Monterey Bay Fish Grotto | Food | Pittsburgh | Pittsburgh City Paper

Monterey Bay Fish Grotto

A re-vamped Mount Washington favorite keeps the view and the well-prepared fresh fish

Grandview Avenue has long been associated with fancy dinners, but what that actually means has changed — for the better. Once, you paid for the view, the service, and for food that, while cooked to an upscale (possibly French) script, was almost beside the point.

Today, the script is different, with the most highly regarded restaurants working some version of the fresh-seasonal-local triad. This is exceedingly hard to do with seafood in Pittsburgh, but Monterey Bay Fish Grotto was the first to trend in that direction. It was a game-changer when it opened, almost 20 years ago, not in a Grandview Avenue storefront, but high atop an apartment tower. The views through the massive windows were stunning, but even more impressive was the food, carefully sourced and impeccably fresh.

Now, after closing for a while to retool, Monterey Bay has reopened. The name — and the view, of course — remain the same, but everything else has changed. A sleek sushi bar, branded Sakari, is the focal point of a separate dining room away from the postcard view, the better to focus on the chefs. In the main dining room, the menu is not seasonal in the sense of “what’s at the farmer’s market today,” but its seamless blend of contemporary and classic feels caught up to our present moment of dining preferences. The dishes on offer demonstrate the kitchen’s familiarity with current tastes and trends without offering anything too unfamiliar or challenging.

Similarly, the interior is as tastefully modern as any in the city, with deep-sea blues and grays, dark-stained wood, moody lighting and terraced levels separated by glass railings, all designed to frame and reveal the panoramic views. Service was formal, but warm and professional.

click to enlarge Monterey Bay Fish Grotto
Photo by Heather Mull
Ceviche roll

Sushi aside, we noticed a pervasive Asian influence on the menu. Latin American ceviche was served with pickled Asian vegetables, while a grilled wedge of baby iceberg, updated with smoked blue cheese and pancetta, included sriracha red peppers. 

We decided to go for the off-menu appetizer combo our server told us about. It included a single crab cake (touted as a house specialty), two skewers of grilled fish of various varieties and seared jumbo shrimp.

In a city where crab cakes are improbably ubiquitous, Monterey Bay’s stand out for their almost creamy texture and succulent meat folded with a binder that’s moist, almost like bread pudding. A puddle of aioli was rich and mild, with just a touch of piquancy. 

The rest of the platter didn’t fare as well. The skewer — called “Ichiban” on the a la carte appetizer list — included five small cubes of tuna, salmon and swordfish. But all except the swordfish, in the center, were overdone and heavily glazed, to the point that it became hard to distinguish between the tuna and salmon. The shrimp were also overdone, more chewy than succulent, and the horseradish-marmalade sauce was mostly sweet, not spicy.

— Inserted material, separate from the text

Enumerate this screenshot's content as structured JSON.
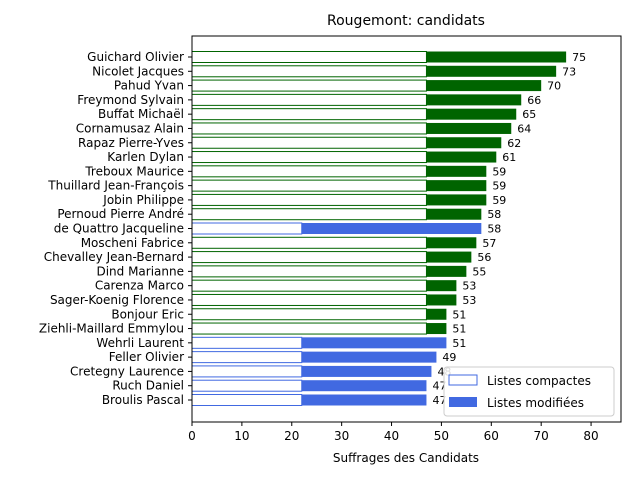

Sakari, the sushi bar, furnished excellent uncooked fish, however. Salmon nigiri were absolutely silken with a richness that wasn’t unctuous, while the Carson Street roll, made with pork and tempura-fried pearl onions as well as cucumber and avocado, was an innovation that worked. The pork’s flavor and slightly chewy texture were distinct from the suppleness of seafood, but compatible with the vinagered rice. The crunchy onions also worked well, and roasted-garlic sauce was pleasingly savory.

Each of the dozen fresh fish on the menu is available in a choice of two preparations, with only a few duplications. The preparations are thoughtfully paired to the fish, such that tuna is available in Asian-inflected styles, while sole sticks to classic French ingredients like butter and lemon. Hearty swordfish spans the Atlantic, with a Parmesan preparation or chimichurri. Chimichurri’s heady mixture of herbs, garlic, olive oil and vinegar was developed in Argentina as a condiment for the red meat farmed there, but it paired beautifully with the steak-like character of swordfish, sautéed to tender, juicy perfection.

Steakhouse-style, Monterey offers a half-dozen “sharable” sides. Simple grilled asparagus was unaccountably tough at the base, but gratin potatoes with smoked blue cheese and truffle was a show-stopper. Countless layers of thin-sliced potatoes were formed into a loaf, a generous slice of which was brought to the table. The sharpness of the cheese was cut by the earthiness of the smoke and truffles, while the potatoes were tender ,yet held together.

Even with our backs to the view, Monterey Bay’s big remodel was a big success in our book. But it was hard not to be disappointed by the inconsistency of the food. At these prices, perfection shouldn’t be too much to ask.